How I Got Into Computer Vision (And Why I'm Still Exploring)

tl;dr: I'm a full stack developer who got into computer vision not through research, but through building. I like making tools that make CV easier and cheaper for people. My first real CV app was the YOLO NDJSON Converter.

I'll be honest, I didn't get into computer vision through a textbook or a research paper. I got into it because I thought it was cool that a machine could look at an image and know what's in it. That's it. That was the whole reason.

Still Exploring, Still Building

I want to be upfront about where I am. I'm not deep into the mathematical core of CV. I haven't spent months implementing convolutions from scratch or reading dense papers about attention mechanisms. I'm still very much exploring, and honestly? That's what makes it exciting.

Every week I'm finding something new. A new way models handle edge cases. A new approach to annotation that saves hours of work. A weird trick that makes inference faster. It's like being a kid in a massive playground where you keep discovering new corners.

But here's the thing. I'm a full stack developer at heart. I like building things. I like taking something complex and making it usable. And that's exactly what drew me deeper into the CV world.

The models are impressive, sure. But what I kept noticing was that the tooling around computer vision is... rough. Data pipelines are fragile. Format conversions are a nightmare. Deployment is harder than it should be. And for someone who comes from a web development background where we have polished tools for everything, that gap was impossible to ignore.

So instead of trying to become a CV researcher, I leaned into what I'm actually good at: building tools that make computer vision easier and cheaper for people.

My First Real CV App

That mindset is exactly how I ended up building the YOLO NDJSON Converter. If you've ever worked with Ultralytics YOLO, you know the pain. You train a model, export your annotations, and then realize the format doesn't match what your next tool expects.

I kept running into this. Convert from NDJSON to COCO. Then COCO to Pascal VOC. Then realize you actually needed YOLO v8 format, not v5. It was hours of scripting the same boring conversion logic over and over.
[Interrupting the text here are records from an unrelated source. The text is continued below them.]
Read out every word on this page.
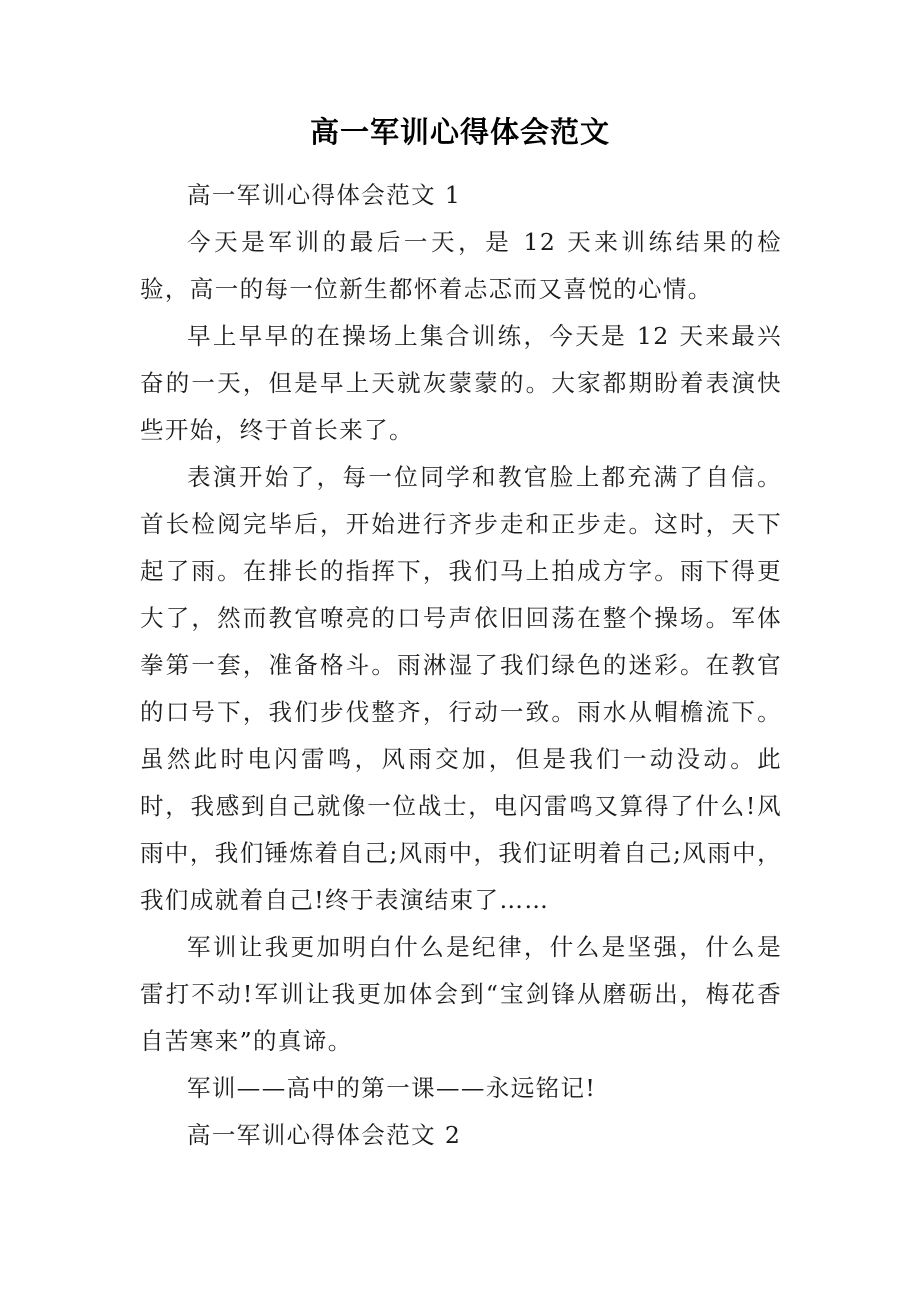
高一军训心得体会范文

高一军训心得体会范文 1

今天是军训的最后一天，是 12 天来训练结果的检验，高一的每一位新生都怀着忐忑而又喜悦的心情。

早上早早的在操场上集合训练，今天是 12 天来最兴奋的一天，但是早上天就灰蒙蒙的。大家都期盼着表演快些开始，终于首长来了。

表演开始了，每一位同学和教官脸上都充满了自信。首长检阅完毕后，开始进行齐步走和正步走。这时，天下起了雨。在排长的指挥下，我们马上拍成方字。雨下得更大了，然而教官嘹亮的口号声依旧回荡在整个操场。军体拳第一套，准备格斗。雨淋湿了我们绿色的迷彩。在教官的口号下，我们步伐整齐，行动一致。雨水从帽檐流下。虽然此时电闪雷鸣，风雨交加，但是我们一动没动。此时，我感到自己就像一位战士，电闪雷鸣又算得了什么!风雨中，我们锤炼着自己;风雨中，我们证明着自己;风雨中，我们成就着自己!终于表演结束了……

军训让我更加明白什么是纪律，什么是坚强，什么是雷打不动!军训让我更加体会到“宝剑锋从磨砺出，梅花香自苦寒来”的真谛。

军训——高中的第一课——永远铭记!

高一军训心得体会范文 2
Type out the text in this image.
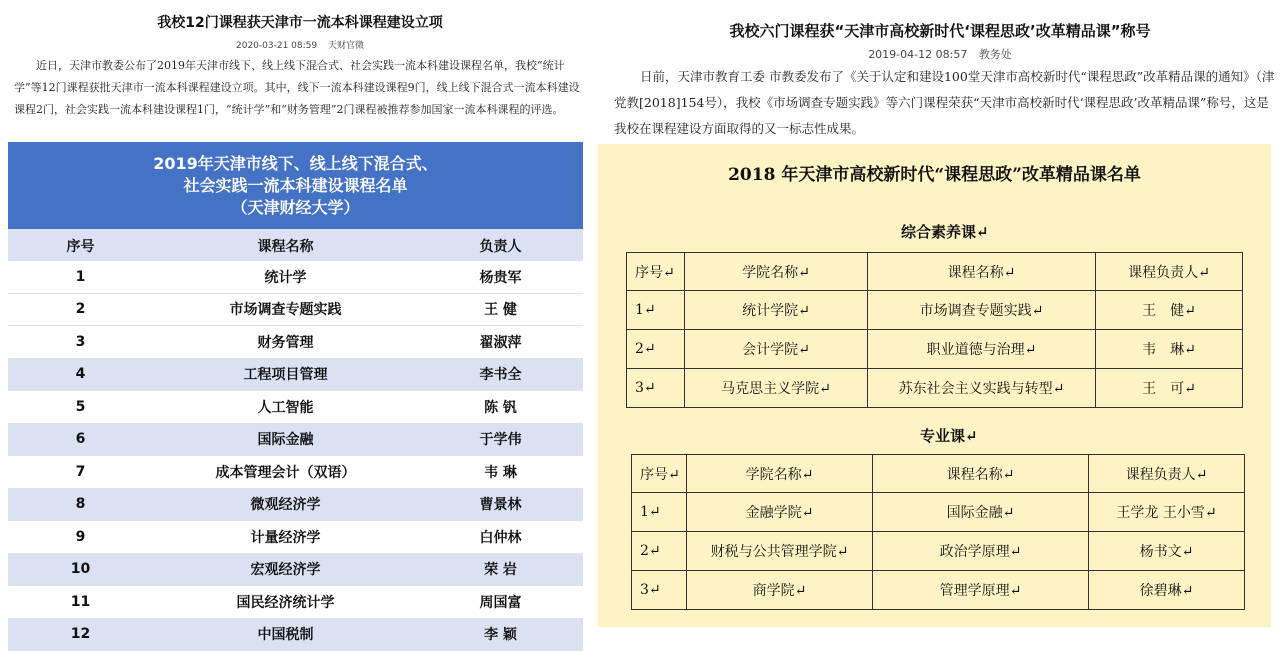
我校12门课程获天津市一流本科课程建设立项
2020-03-21 08:59 天财官微
近日，天津市教委公布了2019年天津市线下、线上线下混合式、社会实践一流本科建设课程名单，我校“统计学”等12门课程获批天津市一流本科课程建设立项。其中，线下一流本科建设课程9门，线上线下混合式一流本科建设课程2门，社会实践一流本科建设课程1门，“统计学”和“财务管理”2门课程被推荐参加国家一流本科课程的评选。
2019年天津市线下、线上线下混合式、
社会实践一流本科建设课程名单
（天津财经大学）		

序号	课程名称	负责人
1	统计学	杨贵军
2	市场调查专题实践	王 健
3	财务管理	翟淑萍
4	工程项目管理	李书全
5	人工智能	陈 钒
6	国际金融	于学伟
7	成本管理会计（双语）	韦 琳
8	微观经济学	曹景林
9	计量经济学	白仲林
10	宏观经济学	荣 岩
11	国民经济统计学	周国富
12	中国税制	李 颖
我校六门课程获“天津市高校新时代‘课程思政’改革精品课”称号
2019-04-12 08:57 教务处
日前，天津市教育工委 市教委发布了《关于认定和建设100堂天津市高校新时代“课程思政”改革精品课的通知》（津党教[2018]154号），我校《市场调查专题实践》等六门课程荣获“天津市高校新时代‘课程思政’改革精品课”称号，这是我校在课程建设方面取得的又一标志性成果。
2018 年天津市高校新时代“课程思政”改革精品课名单
综合素养课↵
序号↵	学院名称↵	课程名称↵	课程负责人↵
1↵	统计学院↵	市场调查专题实践↵	王　健↵
2↵	会计学院↵	职业道德与治理↵	韦　琳↵
3↵	马克思主义学院↵	苏东社会主义实践与转型↵	王　可↵
专业课↵
序号↵	学院名称↵	课程名称↵	课程负责人↵
1↵	金融学院↵	国际金融↵	王学龙 王小雪↵
2↵	财税与公共管理学院↵	政治学原理↵	杨书文↵
3↵	商学院↵	管理学原理↵	徐碧琳↵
So I built a desktop app that handles it. You give it your YOLO NDJSON exports, pick your target format (there's 12+ supported), and it just works. Runs offline, works cross-platform, parallel downloads, the whole thing.

It's not a flashy AI demo. It's a tool that saves people time. And that felt way more meaningful to me than building another object detection tutorial.

What I've Learned So Far

A few things I've picked up along the way:

You don't need to understand everything to build useful things. I don't fully understand how every layer in YOLO works, but I understand the inputs, the outputs, and the pain points around them. That's enough to build real tools.
The dev experience in CV is years behind web dev. There's so much room for someone with a frontend/backend background to make an impact here.
Data work is underrated. Everyone wants to talk about models. Nobody wants to talk about annotation formats, data cleaning, or pipeline reliability. But that's where most of the time actually goes.

What's Next

I'm going to keep building in this space. Keep making tools. Keep exploring. I've got ideas around making annotation workflows faster and making model deployment less painful for small teams.

And in my next post, I'll do a proper deep dive into the YOLO NDJSON Converter, how I built it, the architecture decisions, and what I'd do differently now.

If you're also a developer who stumbled into CV and feels like you're "not enough" of a researcher to be here, trust me, you are. The field needs builders just as much as it needs researchers.